During the lunch hour, children participated in interactive activities, including robot races in the USC Viterbi courtyard fountain and a robot dinosaur petting zoo. USC’s undergraduate VexU team, which participates in annual engineering competitions, also welcomed visitors to test-drive the robot they built and ask questions about studying engineering in college.

Visiting groups also watched the premiere of USC Viterbi’s short film, “When Dinosaurs Ruled the Earth.” Based on research from Matarić and the USC Viterbi Interaction lab, the film illustrates how socially assistive robots can help support children with autism.

“A major focus of the VAST program, and the Robotics Open House in particular, is to show students who are going through their STEM courses that engineering has tremendous social benefits,” said Katie Mills, VAST manager and organizer of the event.

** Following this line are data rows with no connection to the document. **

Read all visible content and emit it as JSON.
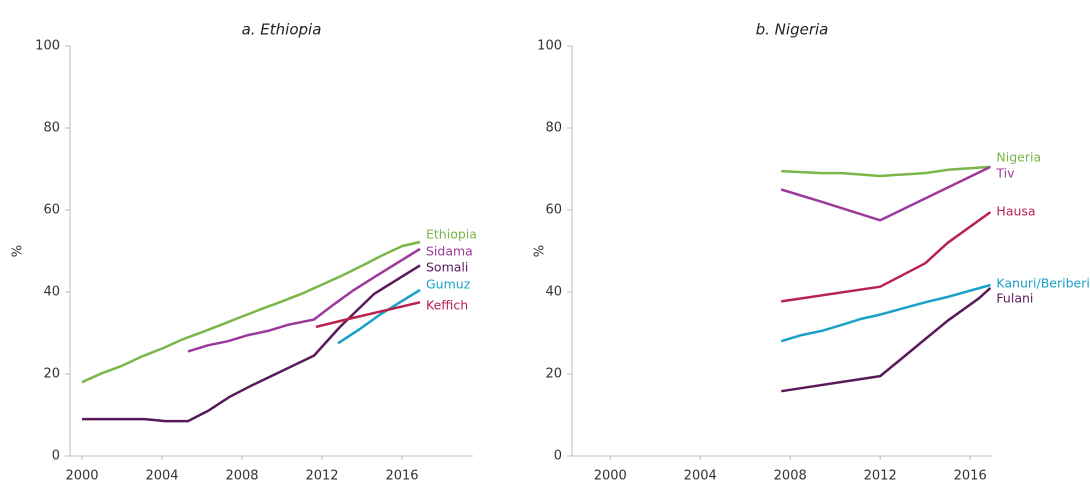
{
  "chart_data": [
    {
      "type": "line",
      "title": "a. Ethiopia",
      "y_label": "%",
      "xlim": [
        1999.4,
        2019.55
      ],
      "xticks": [
        2000,
        2004,
        2008,
        2012,
        2016
      ],
      "ylim": [
        0,
        100
      ],
      "yticks": [
        0,
        20,
        40,
        60,
        80,
        100
      ],
      "series": [
        {
          "name": "Ethiopia",
          "color": "#7ab648",
          "x": [
            2000,
            2001,
            2002,
            2003,
            2004,
            2005,
            2006,
            2007,
            2008,
            2009,
            2010,
            2011,
            2012,
            2013,
            2014,
            2015,
            2016,
            2016.9
          ],
          "values": [
            18,
            20.2,
            22,
            24.3,
            26.2,
            28.4,
            30.2,
            32.1,
            34,
            35.9,
            37.7,
            39.6,
            41.8,
            44,
            46.4,
            48.9,
            51.2,
            52.2
          ]
        },
        {
          "name": "Sidama",
          "color": "#9b3a9b",
          "x": [
            2005.3,
            2006.3,
            2007.3,
            2008.3,
            2009.3,
            2010.3,
            2011.6,
            2012.6,
            2013.6,
            2014.9,
            2016.9
          ],
          "values": [
            25.5,
            27,
            28,
            29.5,
            30.5,
            32,
            33.3,
            37,
            40.5,
            44.5,
            50.5
          ]
        },
        {
          "name": "Somali",
          "color": "#5a1a5a",
          "x": [
            2000,
            2003.15,
            2004.15,
            2005.3,
            2006.3,
            2007.4,
            2008.4,
            2011.6,
            2012.9,
            2014.6,
            2016.9
          ],
          "values": [
            9,
            9,
            8.5,
            8.5,
            11,
            14.5,
            17,
            24.5,
            31.5,
            39.5,
            46.5
          ]
        },
        {
          "name": "Gumuz",
          "color": "#1aa0c8",
          "x": [
            2012.8,
            2013.9,
            2014.9,
            2016.9
          ],
          "values": [
            27.5,
            31,
            34.5,
            40.5
          ]
        },
        {
          "name": "Keffich",
          "color": "#b8234e",
          "x": [
            2011.7,
            2013.4,
            2016.9
          ],
          "values": [
            31.5,
            33.5,
            37.5
          ]
        }
      ]
    },
    {
      "type": "line",
      "title": "b. Nigeria",
      "y_label": "%",
      "xlim": [
        1998.3,
        2016.97
      ],
      "xticks": [
        2000,
        2004,
        2008,
        2012,
        2016
      ],
      "ylim": [
        0,
        100
      ],
      "yticks": [
        0,
        20,
        40,
        60,
        80,
        100
      ],
      "series": [
        {
          "name": "Nigeria",
          "color": "#7ab648",
          "x": [
            2007.6,
            2009.4,
            2010.3,
            2012,
            2014,
            2015,
            2016.9
          ],
          "values": [
            69.5,
            69,
            69,
            68.3,
            69,
            69.8,
            70.5
          ]
        },
        {
          "name": "Tiv",
          "color": "#9b3a9b",
          "x": [
            2007.6,
            2009.4,
            2012,
            2016.9
          ],
          "values": [
            65,
            62,
            57.5,
            70.5
          ]
        },
        {
          "name": "Hausa",
          "color": "#b8234e",
          "x": [
            2007.6,
            2012,
            2014,
            2015,
            2016.9
          ],
          "values": [
            37.7,
            41.3,
            47,
            52,
            59.5
          ]
        },
        {
          "name": "Kanuri/Beriberi",
          "color": "#1aa0c8",
          "x": [
            2007.6,
            2008.5,
            2009.4,
            2010.3,
            2011.2,
            2012,
            2013,
            2014,
            2015,
            2016.9
          ],
          "values": [
            28,
            29.5,
            30.5,
            32,
            33.5,
            34.5,
            36,
            37.5,
            38.8,
            41.7
          ]
        },
        {
          "name": "Fulani",
          "color": "#5a1a5a",
          "x": [
            2007.6,
            2012,
            2012.9,
            2014,
            2015,
            2016.4,
            2016.9
          ],
          "values": [
            15.8,
            19.5,
            23.5,
            28.5,
            33,
            38.5,
            41
          ]
        }
      ]
    }
  ]
}
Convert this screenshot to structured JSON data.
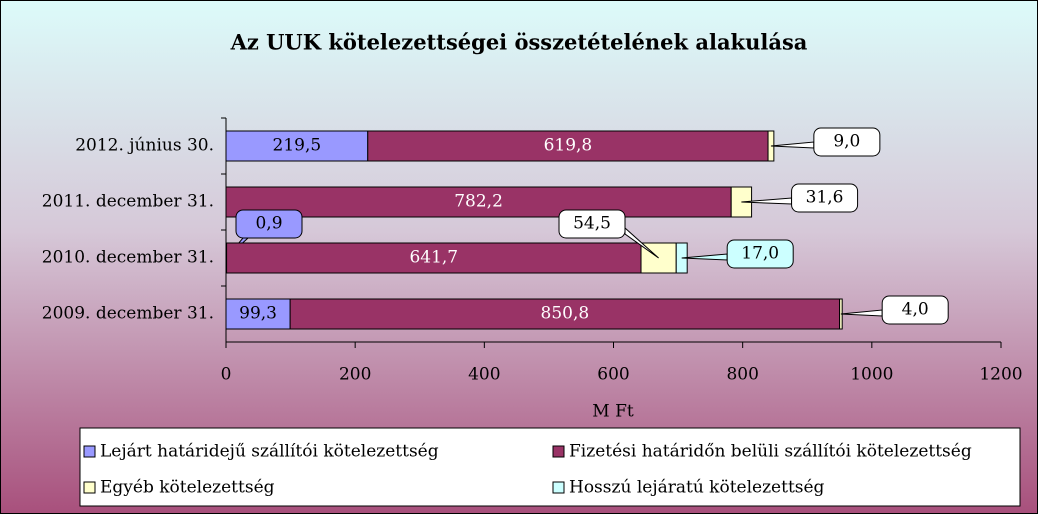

Much of the technology on display, including drones and 3D printing, was also designed to show students how diverse the applications of robotics can be.

“When we started this event, robotics was still kind of mysterious and esoteric, and now it’s really part of our daily lives,” said Mills.

For the Rodriguez family, who came to the open house together after classes ended at the nearby 32nd Street School, robotics has been part of daily life for several years. Sisters Marcella and Michelle, 8 and 12 years old respectively, participate in USC’s Robotics and Coding Academy, which provides supplemental STEM education in local schools.

USC computer science doctorate student David Becerra, left, show 1st and 2nd graders form 32nd street school how Kiwi the Owl, an Autistic therapy robot works, during Viterbi Robotics Open House, Friday, April 7, 2017. Photo/Gus Ruelas

 

“I saw their enthusiasm when the Robotics program first came to 32nd Street School,” said their mother, Bertha Rodriguez. “Since then I’ve always encouraged them to attend more events and keep learning.”

In addition to supporting local schools through multiyear outreach partnerships, VAST provides lesson plans for teachers to use before and after the robotics field trip, with the goal of expanding the day’s activities into a long-term learning experience.

“We love for this to be an opportunity for teachers to extend the field trip into a real lesson about robotics and the social benefits,” said Mills.